Here are some open questions:

• Why is it that our algorithm has a harder time to find a needle in a haystack when there are several needles rather than just one?
• What is the operational interpretation of the interpolated hitting time $\mathrm{HT}(s)$?
• Can quadratic speedup for finding be achieved also when there are multiple marked vertices?
• How can we efficiently prepare the initial state on which the walk is applied?

One might get some insight in the first two questions by observing that our algorithm actually solves a slightly harder problem than just finding a marked vertex—it samples the marked vertices according to a specific distribution (proportional to $P(s^*)$ for some $s^*$). When there is only one marked vertex, finding it is the same as sampling it. However, for multiple marked vertices this is equivalence does not hold and in general it should be harder to sample.
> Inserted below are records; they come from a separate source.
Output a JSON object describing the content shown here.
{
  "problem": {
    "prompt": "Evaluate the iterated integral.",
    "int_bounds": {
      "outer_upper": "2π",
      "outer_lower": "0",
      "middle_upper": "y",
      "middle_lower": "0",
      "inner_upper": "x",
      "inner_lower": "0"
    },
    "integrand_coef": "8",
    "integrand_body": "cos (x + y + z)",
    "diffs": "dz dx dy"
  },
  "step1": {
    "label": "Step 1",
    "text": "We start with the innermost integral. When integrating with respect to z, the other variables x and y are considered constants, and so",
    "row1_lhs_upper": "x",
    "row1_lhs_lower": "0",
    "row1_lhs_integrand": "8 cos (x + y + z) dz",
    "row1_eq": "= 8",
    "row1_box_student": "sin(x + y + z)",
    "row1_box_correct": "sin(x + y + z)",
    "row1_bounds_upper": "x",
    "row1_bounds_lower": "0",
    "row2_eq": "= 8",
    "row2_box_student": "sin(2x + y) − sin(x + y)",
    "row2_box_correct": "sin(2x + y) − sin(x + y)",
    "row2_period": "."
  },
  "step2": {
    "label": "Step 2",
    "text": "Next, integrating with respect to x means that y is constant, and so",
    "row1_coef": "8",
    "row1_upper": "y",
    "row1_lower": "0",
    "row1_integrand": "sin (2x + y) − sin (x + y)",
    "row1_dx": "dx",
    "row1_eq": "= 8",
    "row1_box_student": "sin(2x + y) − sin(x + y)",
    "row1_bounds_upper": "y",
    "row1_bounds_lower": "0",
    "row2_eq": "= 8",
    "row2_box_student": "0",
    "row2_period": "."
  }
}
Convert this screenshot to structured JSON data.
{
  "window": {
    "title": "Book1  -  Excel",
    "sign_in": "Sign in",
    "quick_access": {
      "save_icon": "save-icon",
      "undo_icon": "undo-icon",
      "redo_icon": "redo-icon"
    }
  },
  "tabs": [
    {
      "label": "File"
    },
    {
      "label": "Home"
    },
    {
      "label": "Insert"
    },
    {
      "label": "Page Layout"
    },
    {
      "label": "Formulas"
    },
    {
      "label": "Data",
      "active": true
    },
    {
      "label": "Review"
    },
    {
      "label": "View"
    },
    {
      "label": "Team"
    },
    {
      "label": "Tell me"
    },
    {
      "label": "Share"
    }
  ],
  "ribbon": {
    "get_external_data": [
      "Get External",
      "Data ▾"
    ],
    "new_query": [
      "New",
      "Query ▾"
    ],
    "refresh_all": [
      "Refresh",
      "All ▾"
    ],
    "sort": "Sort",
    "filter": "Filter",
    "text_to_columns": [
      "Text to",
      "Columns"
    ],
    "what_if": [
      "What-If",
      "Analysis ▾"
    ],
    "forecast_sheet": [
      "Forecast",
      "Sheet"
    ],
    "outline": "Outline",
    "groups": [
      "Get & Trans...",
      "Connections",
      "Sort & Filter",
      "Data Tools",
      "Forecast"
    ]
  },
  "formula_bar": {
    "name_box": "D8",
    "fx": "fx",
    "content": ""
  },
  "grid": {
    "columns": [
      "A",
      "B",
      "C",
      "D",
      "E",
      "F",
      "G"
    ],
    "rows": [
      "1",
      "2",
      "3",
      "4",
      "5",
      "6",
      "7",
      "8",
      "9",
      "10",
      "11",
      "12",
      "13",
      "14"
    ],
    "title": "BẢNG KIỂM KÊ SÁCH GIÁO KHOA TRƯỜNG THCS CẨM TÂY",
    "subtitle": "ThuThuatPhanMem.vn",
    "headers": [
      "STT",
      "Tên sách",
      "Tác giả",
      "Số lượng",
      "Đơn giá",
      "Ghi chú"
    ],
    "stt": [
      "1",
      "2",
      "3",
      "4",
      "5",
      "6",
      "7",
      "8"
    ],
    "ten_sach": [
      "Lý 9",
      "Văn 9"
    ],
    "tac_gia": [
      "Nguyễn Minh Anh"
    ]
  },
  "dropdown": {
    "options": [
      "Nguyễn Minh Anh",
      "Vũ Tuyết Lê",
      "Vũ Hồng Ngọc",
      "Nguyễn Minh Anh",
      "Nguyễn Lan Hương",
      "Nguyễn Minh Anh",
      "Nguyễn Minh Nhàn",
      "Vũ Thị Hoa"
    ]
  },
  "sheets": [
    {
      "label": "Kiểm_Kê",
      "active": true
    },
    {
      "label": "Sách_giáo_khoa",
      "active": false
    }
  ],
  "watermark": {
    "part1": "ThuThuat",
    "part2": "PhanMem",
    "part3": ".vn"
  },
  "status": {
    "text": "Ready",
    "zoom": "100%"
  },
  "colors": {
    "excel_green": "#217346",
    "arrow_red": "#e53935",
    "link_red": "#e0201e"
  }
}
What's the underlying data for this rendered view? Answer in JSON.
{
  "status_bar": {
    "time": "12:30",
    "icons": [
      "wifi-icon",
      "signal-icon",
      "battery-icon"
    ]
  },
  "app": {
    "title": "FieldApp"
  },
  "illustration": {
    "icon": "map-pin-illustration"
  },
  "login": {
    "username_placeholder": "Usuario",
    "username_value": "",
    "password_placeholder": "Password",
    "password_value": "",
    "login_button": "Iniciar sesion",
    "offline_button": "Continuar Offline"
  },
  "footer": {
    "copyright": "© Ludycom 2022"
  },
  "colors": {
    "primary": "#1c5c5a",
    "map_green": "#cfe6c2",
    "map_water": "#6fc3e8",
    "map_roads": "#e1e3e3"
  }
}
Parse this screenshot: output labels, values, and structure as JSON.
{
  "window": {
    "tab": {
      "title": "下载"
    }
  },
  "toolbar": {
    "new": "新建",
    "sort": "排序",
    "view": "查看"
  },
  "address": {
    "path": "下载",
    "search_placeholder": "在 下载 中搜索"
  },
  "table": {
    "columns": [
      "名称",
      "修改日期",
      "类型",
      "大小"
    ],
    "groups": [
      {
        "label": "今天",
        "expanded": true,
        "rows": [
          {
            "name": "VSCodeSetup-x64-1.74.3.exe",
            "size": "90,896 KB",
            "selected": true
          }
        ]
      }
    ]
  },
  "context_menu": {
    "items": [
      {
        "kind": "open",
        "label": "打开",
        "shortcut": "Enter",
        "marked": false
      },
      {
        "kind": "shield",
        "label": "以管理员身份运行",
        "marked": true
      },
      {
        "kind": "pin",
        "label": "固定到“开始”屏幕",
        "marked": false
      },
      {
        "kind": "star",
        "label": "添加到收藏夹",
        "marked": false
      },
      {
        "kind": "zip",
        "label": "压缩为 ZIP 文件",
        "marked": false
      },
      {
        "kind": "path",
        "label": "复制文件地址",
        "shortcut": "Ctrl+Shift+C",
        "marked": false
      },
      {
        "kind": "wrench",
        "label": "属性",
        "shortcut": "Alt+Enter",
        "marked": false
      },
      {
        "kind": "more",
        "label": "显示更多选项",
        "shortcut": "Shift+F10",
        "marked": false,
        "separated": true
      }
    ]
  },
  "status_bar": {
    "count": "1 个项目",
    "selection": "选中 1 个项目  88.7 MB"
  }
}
2 thoughts on “Quantum walks can find a marked element on any graph”

1. cătălin

You mean, your algorithm is slower when the number of marked items is unknown, right? If you know you have two marked items, then you define a new oracle which, if given as input a marked item, declares “marked” with probability 1/2.

Do you know any expression for the hitting time involving the eigenvectors of P (not P’). I mean, I give you a nice graph, with a lot of symmetry, I know its spectrum and I ask you “what is the hitting time?” And you reply: “Sorry, I don’t care about the symmetries, I don’t care that you know the eigenvectors of the graph, I can tell you the hitting time if you give me the eigenvectors of P’, which doesn’t have any symmetries.” By symmetries I mean regular, translation-invariant graph. The hypercube for instance.

Thanks!

• Hi Cătălin,

> You mean, your algorithm is slower when the number of marked items is unknown, right?

I’m not sure I understand your question. Our algorithm does not rely on “knowing the number of marked items”. We use other assumptions (see Table 1 in our paper) that are very similar though. What I mean is that we don’t get a quadratic speed-up over the classical algorithm in the case when there is more than one marked item. The run-time of our algorithm decreases when the number of marked elements is increased, but we would like it to decrease faster.

> If you know you have two marked items, then you define a new oracle which, if given as input a marked item, declares “marked” with probability 1/2.

Our oracle is not probabilistic — it will always tell you with certainty whether an element is marked or not (it does not matter whether there is only one such element or more). We do, however, make the walk “lazy” in the sense that with probability 1/2 it does nothing and with probability 1/2 is proceeds as usual. This is for technical reasons and affects the run-time only by a factor of 2.

> Do you know any expression for the hitting time involving the eigenvectors of P (not P’).

By definition, the hitting time is the expected time it takes to find a marked item (starting from some initial distribution). Thus, different sets of marked elements will result in different hitting times. However, P does not encode what the set of marked elements is whereas P’ does. For this reason I don’t see how one would be able to express the hitting time using P. Note that even if your graph has lots of symmetries, the set of marked elements can be arbitrary and thus not obey those symmetries.